El mandatario declaró una « emergencia nacional » frente a Venezuela por la « amenaza inusual y extraordinaria a la seguridad nacional y política exterior ». Maduro llamó a consultas de inmediato a su máximo representante en Washington.

El presidente estadounidense, Barack Obama, declaró ayer a Venezuela como una « amenaza » a la seguridad nacional y emitió un decreto a través del cual anunció la aplicación de sanciones a siete altos cargos venezolanos. Su par venezolano, Nicolás Maduro, que ha denunciado a EE.UU. de financiar planes de desestabilización en su país, dijo que « Obama ha dado el paso más agresivo, injusto y nefasto que jamás se haya dado contra Venezuela ». Su gobierno llamó a consultas de inmediato a su encargado de Negocios en Washington, Maximilien Sánchez Arveláiz. Además, el vicepresidente del gobernante Partido Socialista Unido de Venezuela (PSUV), Diosdado Cabello, aseguró que Estados Unidos planifica « ataques militares » contra su país.

Obama declaró una situación de « emergencia nacional » por la « amenaza inusual y extraordinaria » que supone la situación en el país sudamericano para la seguridad nacional y política exterior de Washington. Las sanciones en el decreto « implementan la ley de defensa de derechos humanos y sociedad civil de 2014 de Venezuela, que el líder demócrata firmó el 18 de diciembre de 2014 y además van más allá de los requisitos de esta legislación », sostuvo el documento de la Casa Blanca. El vocero presidencial, Josh Earnest, dijo en ese sentido que « los funcionarios de Venezuela del pasado y presente que violen los derechos humanos de ciudadanos venezolanos y que se involucren en actos de corrupción pública no serán bienvenidos aquí, y ahora tenemos las herramientas para bloquear sus bienes y su uso de los sistemas financieros de Estados Unidos ». El portavoz sostuvo que Obama está « muy preocupado por los esfuerzos del gobierno de Venezuela por escalar la intimidación de sus oponentes políticos ». La Casa Blanca llamó entonces a que el gobierno de Maduro « libere a todos los prisioneros políticos, que incluyen a docenas de estudiantes, al líder de la oposición, Leopoldo López, y los alcaldes Daniel Ceballos y Antonio Ledezma ».
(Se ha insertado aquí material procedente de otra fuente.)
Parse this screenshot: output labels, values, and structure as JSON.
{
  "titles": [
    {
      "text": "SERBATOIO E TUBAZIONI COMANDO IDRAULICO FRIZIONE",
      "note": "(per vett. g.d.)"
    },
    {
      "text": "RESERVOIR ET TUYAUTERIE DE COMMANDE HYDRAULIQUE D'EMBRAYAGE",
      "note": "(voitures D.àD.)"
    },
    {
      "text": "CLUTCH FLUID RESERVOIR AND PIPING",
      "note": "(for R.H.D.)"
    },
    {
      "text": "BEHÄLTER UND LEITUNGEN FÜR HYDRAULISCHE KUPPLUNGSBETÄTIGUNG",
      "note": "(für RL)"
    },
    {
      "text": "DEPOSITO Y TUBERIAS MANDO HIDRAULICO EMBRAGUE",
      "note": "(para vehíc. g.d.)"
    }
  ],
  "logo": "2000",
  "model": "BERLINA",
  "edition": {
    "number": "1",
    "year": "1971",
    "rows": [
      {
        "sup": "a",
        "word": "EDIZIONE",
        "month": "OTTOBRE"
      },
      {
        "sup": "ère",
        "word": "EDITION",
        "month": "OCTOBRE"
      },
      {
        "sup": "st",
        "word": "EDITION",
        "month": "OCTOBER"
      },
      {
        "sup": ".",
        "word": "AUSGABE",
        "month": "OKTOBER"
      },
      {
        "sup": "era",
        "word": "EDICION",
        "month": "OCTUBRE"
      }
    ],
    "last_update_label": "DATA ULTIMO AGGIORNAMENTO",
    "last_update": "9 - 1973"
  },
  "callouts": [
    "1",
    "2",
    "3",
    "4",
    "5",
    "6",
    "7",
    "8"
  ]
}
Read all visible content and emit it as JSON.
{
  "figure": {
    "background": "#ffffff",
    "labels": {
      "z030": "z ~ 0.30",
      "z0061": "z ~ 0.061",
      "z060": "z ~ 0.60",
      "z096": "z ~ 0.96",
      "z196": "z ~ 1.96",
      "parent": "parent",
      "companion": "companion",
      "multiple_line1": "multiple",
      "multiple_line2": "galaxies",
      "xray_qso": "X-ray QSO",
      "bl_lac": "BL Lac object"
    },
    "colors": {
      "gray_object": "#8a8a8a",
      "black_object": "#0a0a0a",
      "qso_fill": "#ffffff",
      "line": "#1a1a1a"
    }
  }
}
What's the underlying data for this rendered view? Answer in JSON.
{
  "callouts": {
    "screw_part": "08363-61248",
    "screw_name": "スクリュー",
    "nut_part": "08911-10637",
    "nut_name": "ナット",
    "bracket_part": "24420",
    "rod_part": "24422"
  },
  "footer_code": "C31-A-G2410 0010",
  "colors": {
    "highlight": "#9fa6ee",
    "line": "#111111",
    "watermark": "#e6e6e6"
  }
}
Las sanciones están dirigidas a Antonio José Benavides, comandante de las Regiones Estratégicas de Desarrollo Integral de la Fuerza Armada Nacional Bolivariana ; Gustavo González López, director general del Servicio de Inteligencia Nacional ; Justo Noguera Pietri, de la entidad del Estado, Corporación Venezolana de Guayana. La lista incluye además a Katherine Haringhton, fiscal de nivel nacional de la 20 oficina de distrito del ministro público de Venezuela ; Manuel Eduardo Pérez Urdaneta, director de la Policía Nacional Bolivariana ; Manuel Bernal Martínez, jefe de la 31ª Brigada Blindada de Caracas de la Armada Bolivariana y ex director general del Servicio de Inteligencia, y Miguel Vivas Landino, inspector general de la Fuerza Armada Bolivariana. La orden ejecutiva procederá a bloquear o congelar las propiedades e intereses en propiedades en Estados Unidos de estas personas identificadas por la imposición de sanciones y prohíbe a los ciudadanos norteamericanos realizar negocios con ellos.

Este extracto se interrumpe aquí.